Long ago, when I was in high school, my friend Carol and I befriended Joseph, a cute Hungarian immigrant who worked with the maintenance crew. One day, we spotted him relaxing in the courtyard, and we joined him. Carol took a handful of tissues out of her purse to wipe the bench before we sat down.
“Americans!” Joseph exclaimed. “You’re so wasteful!” He pulled a handkerchief from his backpack and cleaned the seat for us. “I’ll wash this and use it again,” he stated. “You kids love to buy stuff that you can throw away. I don’t.”
Joseph’s outburst shocked us. “We though you liked us,” I whined.
“I like you a lot,” Joseph smiled. “I just don’t understand you.”
When I got engaged, the most useful gift from my bridal shower was a gigantic box of rags. I loved all the beautiful presents, but my practical and thrifty mother and Aunt Shirley surprised me with a gift I used for decades.
The kitchen of our first New York apartment had an under-sink leaky pipe. The building’s “super” finally got tired of tinkering and decided to replace it. Naturally, a flood ensued. “Quick, get towels!” Mr. Flamini commanded. My new towels? Who was he kidding? Soon the water was totally absorbed by remnants of flannel nightgowns, stained dish towels and old underwear.

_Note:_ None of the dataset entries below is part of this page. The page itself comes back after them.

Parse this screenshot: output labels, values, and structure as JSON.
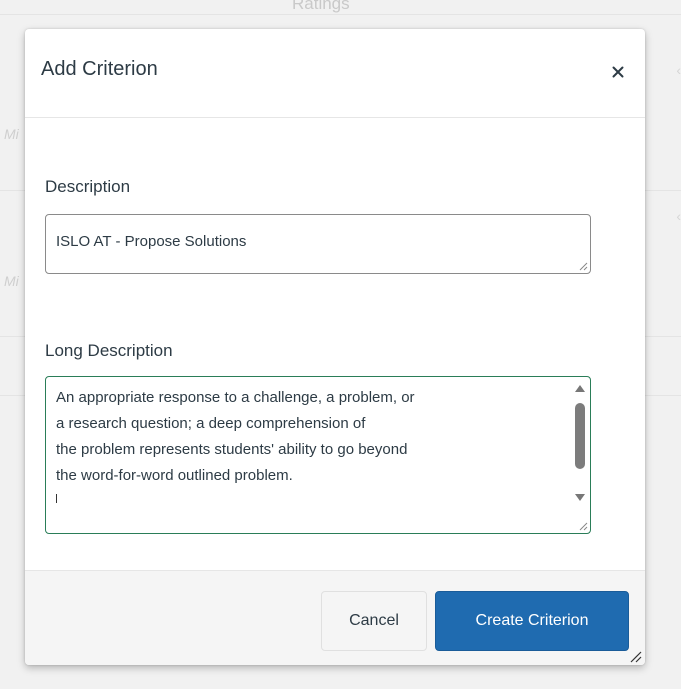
{
  "background": {
    "header_text": "Ratings",
    "row_fragment": "Mi"
  },
  "modal": {
    "title": "Add Criterion",
    "close_label": "×",
    "description": {
      "label": "Description",
      "value": "ISLO AT - Propose Solutions"
    },
    "long_description": {
      "label": "Long Description",
      "lines": [
        "An appropriate response to a challenge, a problem, or",
        "a research question; a deep comprehension of",
        "the problem represents students' ability to go beyond",
        "the word-for-word outlined problem."
      ]
    },
    "buttons": {
      "cancel": "Cancel",
      "create": "Create Criterion"
    }
  },
  "colors": {
    "primary": "#1f6bb0",
    "focus_border": "#2a7d58",
    "text": "#2d3b45"
  }
}
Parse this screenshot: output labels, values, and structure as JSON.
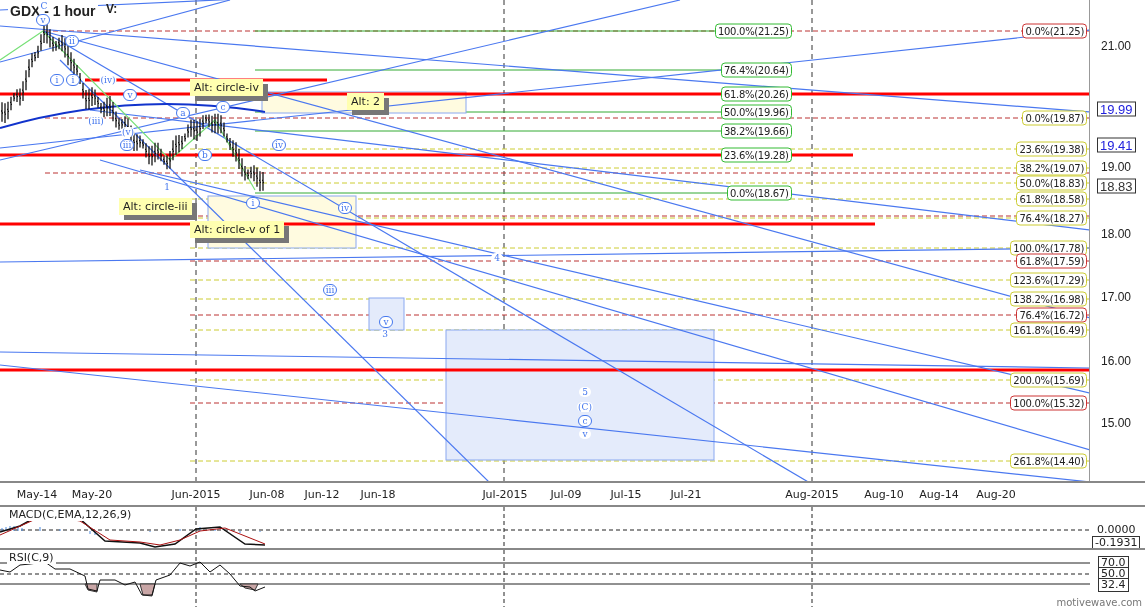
{
  "title": "GDX - 1 hour",
  "subtitle": "V:",
  "fib_labels": [
    {
      "text": "100.0%(21.25)",
      "color": "#33bb33"
    },
    {
      "text": "76.4%(20.64)",
      "color": "#33bb33"
    },
    {
      "text": "61.8%(20.26)",
      "color": "#33bb33"
    },
    {
      "text": "50.0%(19.96)",
      "color": "#33bb33"
    },
    {
      "text": "38.2%(19.66)",
      "color": "#33bb33"
    },
    {
      "text": "23.6%(19.28)",
      "color": "#33bb33"
    },
    {
      "text": "0.0%(18.67)",
      "color": "#33bb33"
    },
    {
      "text": "0.0%(21.25)",
      "color": "#cc3333"
    },
    {
      "text": "0.0%(19.87)",
      "color": "#cccc33"
    },
    {
      "text": "23.6%(19.38)",
      "color": "#cccc33"
    },
    {
      "text": "38.2%(19.07)",
      "color": "#cccc33"
    },
    {
      "text": "50.0%(18.83)",
      "color": "#cccc33"
    },
    {
      "text": "61.8%(18.58)",
      "color": "#cccc33"
    },
    {
      "text": "76.4%(18.27)",
      "color": "#cccc33"
    },
    {
      "text": "100.0%(17.78)",
      "color": "#cccc33"
    },
    {
      "text": "61.8%(17.59)",
      "color": "#cc3333"
    },
    {
      "text": "123.6%(17.29)",
      "color": "#cccc33"
    },
    {
      "text": "138.2%(16.98)",
      "color": "#cccc33"
    },
    {
      "text": "76.4%(16.72)",
      "color": "#cc3333"
    },
    {
      "text": "161.8%(16.49)",
      "color": "#cccc33"
    },
    {
      "text": "200.0%(15.69)",
      "color": "#cccc33"
    },
    {
      "text": "100.0%(15.32)",
      "color": "#cc3333"
    },
    {
      "text": "261.8%(14.40)",
      "color": "#cccc33"
    }
  ],
  "notes": [
    "Alt: circle-iv",
    "Alt: 2",
    "Alt: circle-iii",
    "Alt: circle-v of 1"
  ],
  "wave_labels": [
    {
      "text": "C",
      "circled": false
    },
    {
      "text": "v",
      "circled": true
    },
    {
      "text": "ii",
      "circled": true
    },
    {
      "text": "i",
      "circled": true
    },
    {
      "text": "i",
      "circled": true
    },
    {
      "text": "(iv)",
      "circled": false
    },
    {
      "text": "(iii)",
      "circled": false
    },
    {
      "text": "v",
      "circled": true
    },
    {
      "text": "(v)",
      "circled": false
    },
    {
      "text": "iii",
      "circled": true
    },
    {
      "text": "a",
      "circled": true
    },
    {
      "text": "b",
      "circled": true
    },
    {
      "text": "c",
      "circled": true
    },
    {
      "text": "1",
      "circled": false
    },
    {
      "text": "iv",
      "circled": true
    },
    {
      "text": "i",
      "circled": true
    },
    {
      "text": "iv",
      "circled": true
    },
    {
      "text": "iii",
      "circled": true
    },
    {
      "text": "v",
      "circled": true
    },
    {
      "text": "3",
      "circled": false
    },
    {
      "text": "4",
      "circled": false
    },
    {
      "text": "5",
      "circled": false
    },
    {
      "text": "(C)",
      "circled": false
    },
    {
      "text": "c",
      "circled": true
    },
    {
      "text": "v",
      "circled": false
    }
  ],
  "price_axis": {
    "ticks": [
      "21.00",
      "19.00",
      "18.00",
      "17.00",
      "16.00",
      "15.00"
    ],
    "badges": [
      {
        "text": "19.99",
        "color": "#2222dd"
      },
      {
        "text": "19.41",
        "color": "#2222dd"
      },
      {
        "text": "18.83",
        "color": "#333333"
      }
    ]
  },
  "time_axis": [
    "May-14",
    "May-20",
    "Jun-2015",
    "Jun-08",
    "Jun-12",
    "Jun-18",
    "Jul-2015",
    "Jul-09",
    "Jul-15",
    "Jul-21",
    "Aug-2015",
    "Aug-10",
    "Aug-14",
    "Aug-20"
  ],
  "macd": {
    "title": "MACD(C,EMA,12,26,9)",
    "tick": "0.0000",
    "badge": "-0.1931"
  },
  "rsi": {
    "title": "RSI(C,9)",
    "badges": [
      "70.0",
      "50.0",
      "32.4"
    ]
  },
  "brand": "motivewave.com"
}
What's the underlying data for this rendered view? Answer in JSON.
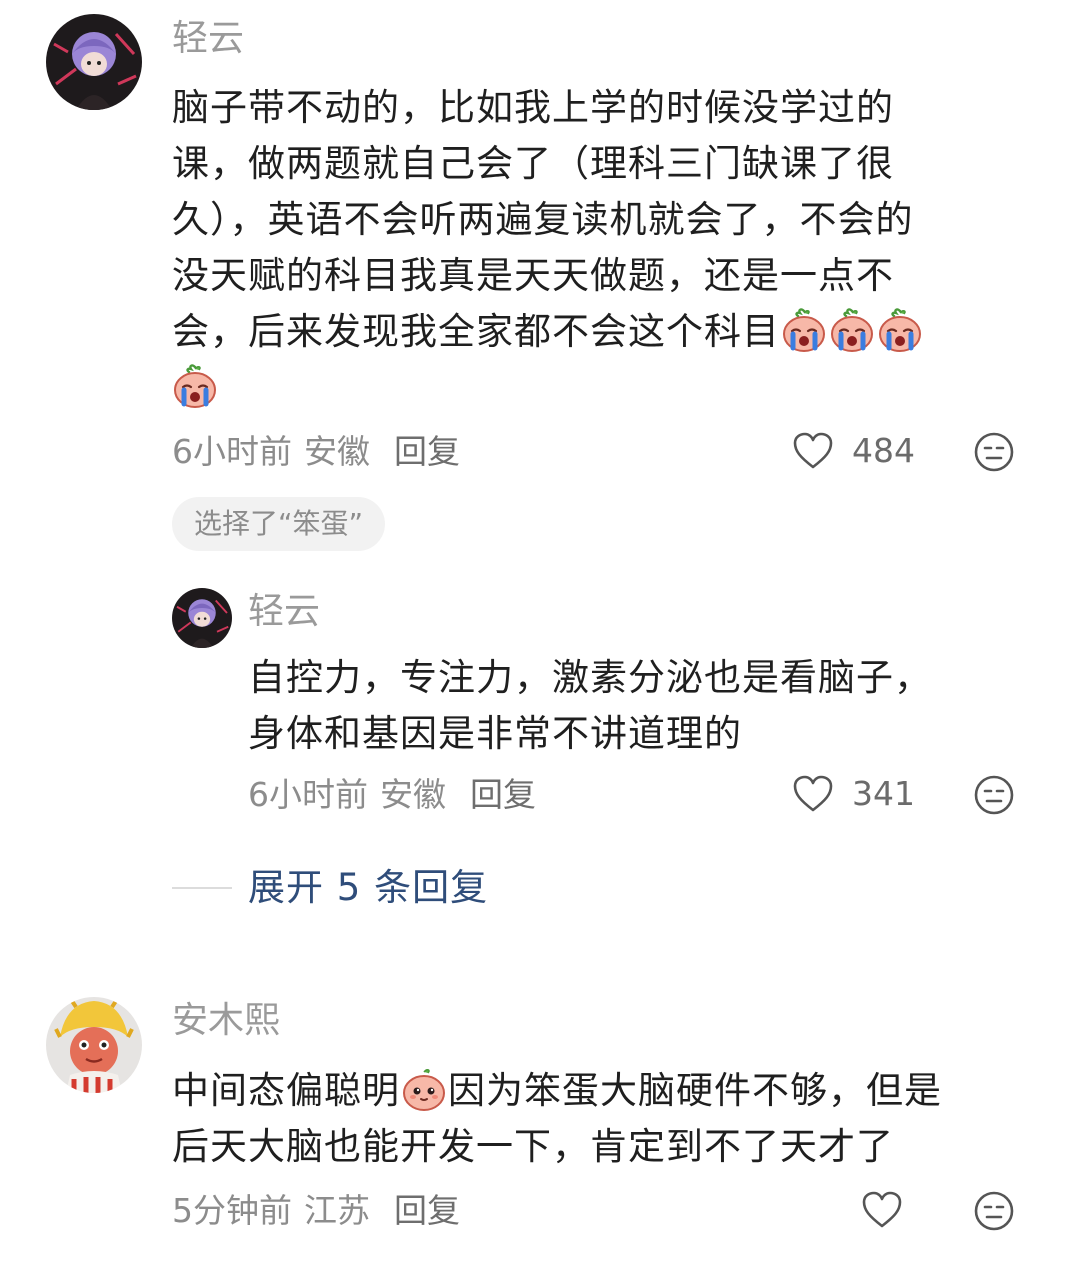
{
  "comments": [
    {
      "user": "轻云",
      "text_lines": [
        "脑子带不动的，比如我上学的时候没学过的",
        "课，做两题就自己会了（理科三门缺课了很",
        "久），英语不会听两遍复读机就会了，不会的",
        "没天赋的科目我真是天天做题，还是一点不",
        "会，后来发现我全家都不会这个科目"
      ],
      "emoji": "crying-face-emoji",
      "time": "6小时前",
      "location": "安徽",
      "reply": "回复",
      "likes": "484",
      "chip": "选择了“笨蛋”"
    },
    {
      "user": "轻云",
      "text_lines": [
        "自控力，专注力，激素分泌也是看脑子，",
        "身体和基因是非常不讲道理的"
      ],
      "time": "6小时前",
      "location": "安徽",
      "reply": "回复",
      "likes": "341"
    },
    {
      "user": "安木熙",
      "text_lines_a": "中间态偏聪明",
      "text_lines_b": "因为笨蛋大脑硬件不够，但是",
      "text_line2": "后天大脑也能开发一下，肯定到不了天才了",
      "emoji": "peach-face-emoji",
      "time": "5分钟前",
      "location": "江苏",
      "reply": "回复"
    }
  ],
  "expand": {
    "label": "展开 5 条回复"
  },
  "colors": {
    "accent_link": "#2f4d7a",
    "meta": "#8c8c8c",
    "chip_bg": "#f2f2f2"
  }
}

As I watched my father’s discolored undershirts in action, I admired the practical penny-pinching of family members who grew up during The Great Depression. As he gathered his tools, Mr. Flamini, a man of few words, offered these: “Good girl!” Clearly, he appreciated someone half his age who owned rags and knew how to use them.
Another family gift was a trio of glass gefilte fish jars filled with buttons. When old garments were turned into rags or cut up for doll clothes, my grandmother and mother carefully removed the buttons of every size, material and color. Many of them are examples of mid-20th century whimsy and exuberance. I have done a lot of sewing over the years, and I haven’t yet purchased a button.
My mother considered disposables to be wasteful and a sign of sloth. Therefore, caring for and washing real dishes was part of proper kitchen management and self-respect. Upon their return from a trip to Chicago, my parents phoned to tell us they were home safely. In those days, expensive long-distance calls from St. Louis to New York were brief.
“What are Roz and Lou like?” I asked.
“Smart. Funny. Good cooks. We had supper with them.”
“Did they go to a lot of trouble?”
“We ate on paper plates. Then they threw them away and gave us clean ones for dessert. What a waste!”
I wish my mother had met Steve, for whom the phrase “single-use” perfectly described one of the circles of his personal hell.
Steve was a math teacher in the Manhattan school where I taught English. Three of the staff kept kosher: school counselor Rena, Steve and I. For lunch, we often sat together in the faculty workroom and ate food we brought from home.
Steve had a sandwich every day, meticulously wrapped in aluminum foil. After lunch, he rinsed the foil and folded it. He brought the foil home after school for use the following day and was proud that he extended the life of each piece to a full week. Rena and I were not fans of his parsimony, but we learned to respect it because reusing the foil, and everything else possible, was part of his family’s master plan. “We’re saving money for a house on Staten Island,” he reminded us, whenever we joked about his frugality.
I heard that Steve’s family did eventually buy a house. I don’t know if reusing aluminum foil added much to their nest egg, and one might call it obsessive, but I admire his consistent rejection of wastefulness.
Recycling is now widespread. It’s essential. Sometimes it’s mandatory. I can’t help getting nostalgic pleasure knowing that my box of rags and jars of buttons, Joseph’s handkerchief and Steve’s aluminum foil were way ahead of the curve, before it was a curve.